Die Überlegungen der Schufa, zur Berechnung der Kreditwürdigkeit auch Soziale Netzwerke im Internet zu durchleuchten , sind von Politikern und Datenschützern kritisiert worden. Justizministerin Sabine Leutheusser-Schnarrenberger ( FDP ) sagte: "Es darf nicht sein, dass Facebook-Freunde und Vorlieben dazu führen, dass man zum Beispiel keinen Handyvertrag abschließen kann."

Die Justizministerin kritisierte die Schufa auch für ihre aktuellen Bewertungsmethoden . "Welche Daten dazu führen, ob jemand als zahlungsfähig eingestuft wird, ist jetzt schon umstritten", sagte sie Spiegel Online . "Die Einstufung der sogenannten Zahlungsfähigkeit muss endlich vollständig nachvollziehbar werden."
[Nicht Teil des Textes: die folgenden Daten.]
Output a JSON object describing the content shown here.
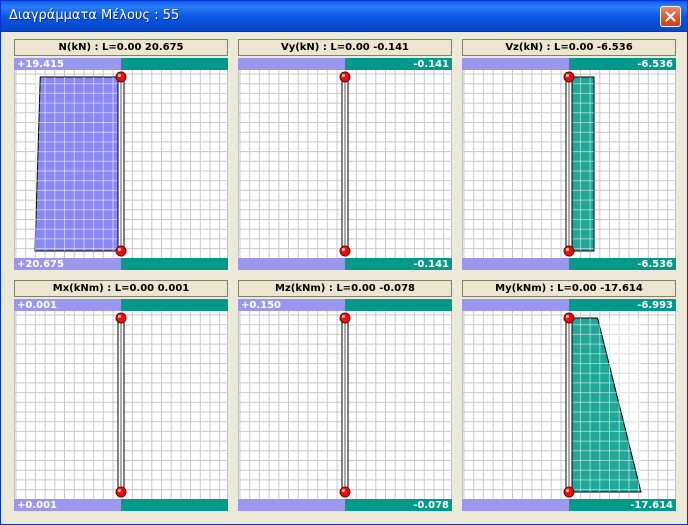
{
  "window": {
    "title": "Διαγράμματα Μέλους : 55",
    "close_icon": "close-icon"
  },
  "colors": {
    "negative_band": "#9a97ee",
    "positive_band": "#00998a",
    "grid_line": "#c8c8c8",
    "fill_N": "#8a89f3",
    "fill_teal": "#1fa898",
    "node": "#e21212"
  },
  "diagrams": [
    {
      "title": "N(kN) : L=0.00 20.675",
      "top_label": "+19.415",
      "bottom_label": "+20.675",
      "side": "left",
      "start_value": 19.415,
      "end_value": 20.675
    },
    {
      "title": "Vy(kN) : L=0.00 -0.141",
      "top_label": "-0.141",
      "bottom_label": "-0.141",
      "side": "right",
      "start_value": -0.141,
      "end_value": -0.141
    },
    {
      "title": "Vz(kN) : L=0.00 -6.536",
      "top_label": "-6.536",
      "bottom_label": "-6.536",
      "side": "right",
      "start_value": -6.536,
      "end_value": -6.536
    },
    {
      "title": "Mx(kNm) : L=0.00 0.001",
      "top_label": "+0.001",
      "bottom_label": "+0.001",
      "side": "left",
      "start_value": 0.001,
      "end_value": 0.001
    },
    {
      "title": "Mz(kNm) : L=0.00 -0.078",
      "top_label": "+0.150",
      "bottom_label": "-0.078",
      "side": "mixed",
      "start_value": 0.15,
      "end_value": -0.078
    },
    {
      "title": "My(kNm) : L=0.00 -17.614",
      "top_label": "-6.993",
      "bottom_label": "-17.614",
      "side": "right",
      "start_value": -6.993,
      "end_value": -17.614
    }
  ]
}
Auch Verbraucherschutzministerin Ilse Aigner ( CSU ) lehnt die Schufa-Überlegungen für das Internet ab. "Die Schufa darf nicht zum Big Brother des Wirtschaftslebens werden", sagte sie. Es dürfe nicht passieren, dass Soziale Netzwerke systematisch nach sensiblen Daten abgegrast werden, die dann in Bonitätsbewertungen einfließen. "Hier würde das Recht auf informationelle Selbstbestimmung massiv verletzt", sagte sie.
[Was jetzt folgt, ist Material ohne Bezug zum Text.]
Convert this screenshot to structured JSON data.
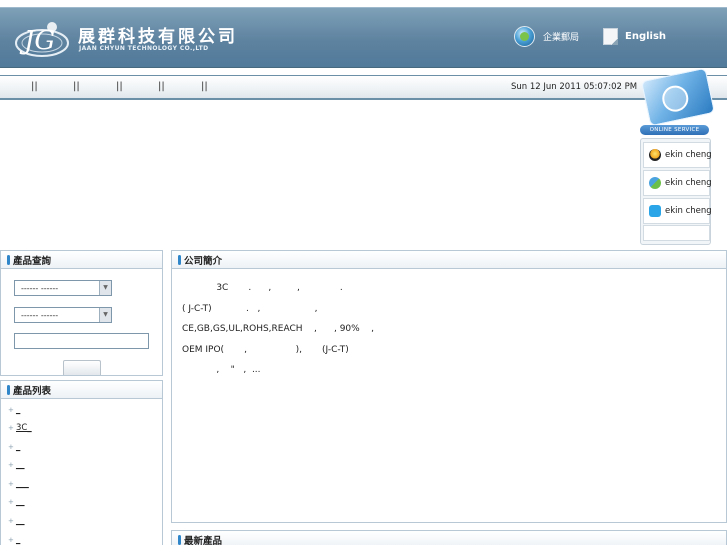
{
  "header": {
    "brand_cn": "展群科技有限公司",
    "brand_en": "JAAN CHYUN TECHNOLOGY CO.,LTD",
    "mail_label": "企業郵局",
    "english_label": "English"
  },
  "nav": {
    "separators": [
      "||",
      "||",
      "||",
      "||",
      "||"
    ],
    "datetime": "Sun 12 Jun 2011 05:07:02 PM UTC"
  },
  "online_service": {
    "badge": "ONLINE SERVICE",
    "contacts": [
      {
        "label": "ekin cheng",
        "icon": "qq-icon"
      },
      {
        "label": "ekin cheng",
        "icon": "msn-icon"
      },
      {
        "label": "ekin cheng",
        "icon": "skype-icon"
      }
    ]
  },
  "search_panel": {
    "title": "產品查詢",
    "select1_value": "------          ------",
    "select2_value": "------          ------",
    "keyword_value": "",
    "search_button": ""
  },
  "product_list": {
    "title": "產品列表",
    "items": [
      "_",
      "3C_",
      "_",
      "__",
      "___",
      "__",
      "__",
      "_"
    ]
  },
  "company": {
    "title": "公司簡介",
    "lines": [
      "            3C       .      ,         ,              .",
      "( J-C-T)            .   ,                   ,",
      "CE,GB,GS,UL,ROHS,REACH    ,      , 90%    ,",
      "OEM IPO(       ,                 ),       (J-C-T)",
      "            ,    \"   ,  ..."
    ]
  },
  "latest": {
    "title": "最新產品"
  },
  "colors": {
    "header_blue": "#5e83a0",
    "accent_blue": "#2f86c9",
    "border": "#b8c8d4"
  }
}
Forschungsprojekt gestartet

Die Pläne der Schufa waren am Donnerstag bekannt geworden. Zusammen mit dem Hasso-Plattner-Institut (HPI) an der Universität Potsdam führt die Schufa ein Projekt zur "Analyse und Erforschung von Daten aus dem Web" durch.

Nach Recherchen von NDR Info steht auf einer Liste die Idee, einen Zusammenhang zwischen dem Freundeskreis von Facebook-Mitgliedern und ihrer Kreditwürdigkeit zu erforschen. Zudem sei die Analyse von Textdaten denkbar, um "ein aktuelles Meinungsbild zu einer Person zu ermitteln". Ebenso könnten die Wissenschaftler untersuchen, wie die Schufa über eigene Facebook-Profile oder Zugänge zu Twitter verdeckt an "Adressen und insbesondere Adressänderungen" anderer Nutzer gelangen kann. Angedacht sei auch die "automatisierte Identifikation von Personen öffentlichen Interesses, Verbraucherschützern und Journalisten".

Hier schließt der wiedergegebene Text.